Intuit Inc. INTU shares are trading lower after the close Tuesday on the heels of the company's fiscal third-quarter results.
- Q3 Revenue: $6.02 billion, missed estimates of $6.1 billion
- Q3 EPS: $8.92, beat estimates of $8.48
Revenue was up 7% year-over-year driven by strength in small business. Small business and self-employed revenue was up 21% and consumer group revenue was up 3%. Credit Karma revenue was down 12% and ProTax Group revenue declined 5%.
"We are raising our total company revenue, operating income, and earnings per share guidance for the fiscal year, demonstrating the strength and resiliency of our platform and portfolio in uncertain times," said Inuit CEO Sasan Goodarzi.
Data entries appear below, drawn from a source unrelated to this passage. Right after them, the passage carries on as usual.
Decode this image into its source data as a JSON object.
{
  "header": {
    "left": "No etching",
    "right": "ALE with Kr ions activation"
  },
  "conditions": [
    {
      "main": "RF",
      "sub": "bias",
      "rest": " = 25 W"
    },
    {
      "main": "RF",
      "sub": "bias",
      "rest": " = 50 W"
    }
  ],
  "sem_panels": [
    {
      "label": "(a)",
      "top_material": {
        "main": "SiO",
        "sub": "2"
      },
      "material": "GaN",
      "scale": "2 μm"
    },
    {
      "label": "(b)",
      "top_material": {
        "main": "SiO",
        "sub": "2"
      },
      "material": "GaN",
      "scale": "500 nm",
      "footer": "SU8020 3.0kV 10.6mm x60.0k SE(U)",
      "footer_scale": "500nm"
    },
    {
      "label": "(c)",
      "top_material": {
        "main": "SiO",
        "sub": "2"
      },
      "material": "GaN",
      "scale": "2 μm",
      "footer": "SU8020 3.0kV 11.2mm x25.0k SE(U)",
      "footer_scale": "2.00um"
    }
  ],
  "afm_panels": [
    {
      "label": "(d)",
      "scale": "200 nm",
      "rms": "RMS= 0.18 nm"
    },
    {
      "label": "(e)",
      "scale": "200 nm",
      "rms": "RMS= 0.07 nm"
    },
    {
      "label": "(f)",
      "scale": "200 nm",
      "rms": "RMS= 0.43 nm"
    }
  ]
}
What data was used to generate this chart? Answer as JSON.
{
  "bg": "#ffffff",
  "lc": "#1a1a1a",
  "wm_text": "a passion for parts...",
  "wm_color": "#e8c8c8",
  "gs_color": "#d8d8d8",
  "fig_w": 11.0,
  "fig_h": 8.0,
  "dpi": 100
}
Outlook: Intuit sees fourth-quarter revenue up 9% to 10% year-over-year. Earnings are expected to be between $1.43 and $1.48 per share versus estimates of $1.51 per share.
The company expects full-year 2023 revenue of $14.279 billion to $14.317 billion versus estimates of $14.18 billion. Full-year earnings are expected to be in the range of $14.20 to $14.25 per share versus estimates of $13.83 per share.
Shares appear to be reacting negatively to the company's top-line miss, as well as weak fourth-quarter earnings guidance.
See Also: Why Palo Alto Networks Stock Is Moving Higher After Hours
INTU Price Action: Intuit shares were down 5.69% after hours at $424.20 at the time of writing, according to Benzinga Pro.